With my beloved far away in rural Texas, I’ve been re-reading Michael Lee West’s Consuming Passions, a delightfully written memoir of food and family in the South. It makes me wish even more I was there with her.
West’s personal observations about gender in the kitchens of her Tennessee childhood illustrate how much has changed in our expectations around food and yet how much is still the same. This is so not just in West’s small corner of the world, but in places I know more intimately.
In the second chapter, West muses on the place of frying in the Southern kitchen and, more significantly, on the place of cooking in feminine self-assessments of role and worth.
The power of food is daunting to ponder. Cooks of any region are bearers of a culture and a tradition; they are oral historians, not to mention sustainers of humanity. When it came to kitchens, my Mimi believed that larger issues were at risk; if a woman didn’t fry, then perhaps she was failing in some crucial way. This made an impression on my tender brain. If I failed as a chicken fryer, then I might fail as a wife and a mother. I might end up alone, rebuffed, unloved.
In chapter three West picks up on the theme, observing the roles played not only in the kitchen but in the adjoining dining room where the food is consumed. She describes the Sunday gatherings of the extended clan, men, women and children congregated separately: the children ‘corralled in the kitchen,’ the men seated at the dining room table and the women moving from kitchen to table and back again as male needs dictate.
Seated in the kitchen with the other children, West remembers:
We all looked up when one of the aunts came through the door, carrying the ham on a blue willow platter. She set it before Great-Uncle Charlie, Estelle’s firstborn son. Carving was an inheritance, passed from father to son, from brother to brother. Women, including Estelle herself, were excluded from this ritual, as if we couldn’t be trusted with knives—at least not outside the kitchen.
The male role was to pay appropriate compliments, flirtatiously perhaps. The female role was to serve, one embraced with great seriousness:
In the days before microwave ovens and antidepressants, it was a challenge to serve a hot meal, much less a feast, but these women were specialists. And they had a mission. It was imperative that the men be fed, as if more was at stake than the filling of stomachs, the soothing of appetites, the quenching of all thirsts. As soon as the last amen was uttered, the men began passing bowls, ignoring the ladies, who glided around the table, anticipating needs before they were felt.
Lee observes without comment or postscript the constant movement of the women, their care of both children and men, and the disdain of the older cousins who watched on from the kitchen table.

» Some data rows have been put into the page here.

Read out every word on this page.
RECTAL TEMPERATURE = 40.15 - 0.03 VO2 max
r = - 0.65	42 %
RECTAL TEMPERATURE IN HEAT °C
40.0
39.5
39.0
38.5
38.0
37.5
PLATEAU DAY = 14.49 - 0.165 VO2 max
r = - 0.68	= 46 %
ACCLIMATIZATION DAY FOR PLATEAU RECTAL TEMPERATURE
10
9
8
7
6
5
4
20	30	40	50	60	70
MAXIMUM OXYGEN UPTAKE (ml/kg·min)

‘Look at them in their aprons,’ said Cousin Jeannie, eyeing the aunts. ‘Just like Harriet Nelson.’ ‘And June Cleaver,’ said Nena Grace. Jeannie shuddered. From the dining room, one of the fellows called out, ‘We need some more butter here!’ A second later one of the aunts ran into the kitchen, her head disappearing into the icebox. She sped back to the dining room and was greeted by shouts: ‘Over here, sugar. That’s my good girl.’ ‘Am I going to be like this?’ Jeannie’s eyes blinked open wide. ‘Good girl? Is that the same as good dog?’ That cousin now lives an exotic life, designing intricate jewelry that she carries from Las Vegas to Paris to Greece to Hong Kong. She speaks fluent French. And she changed her name from Jeannie to Beverly.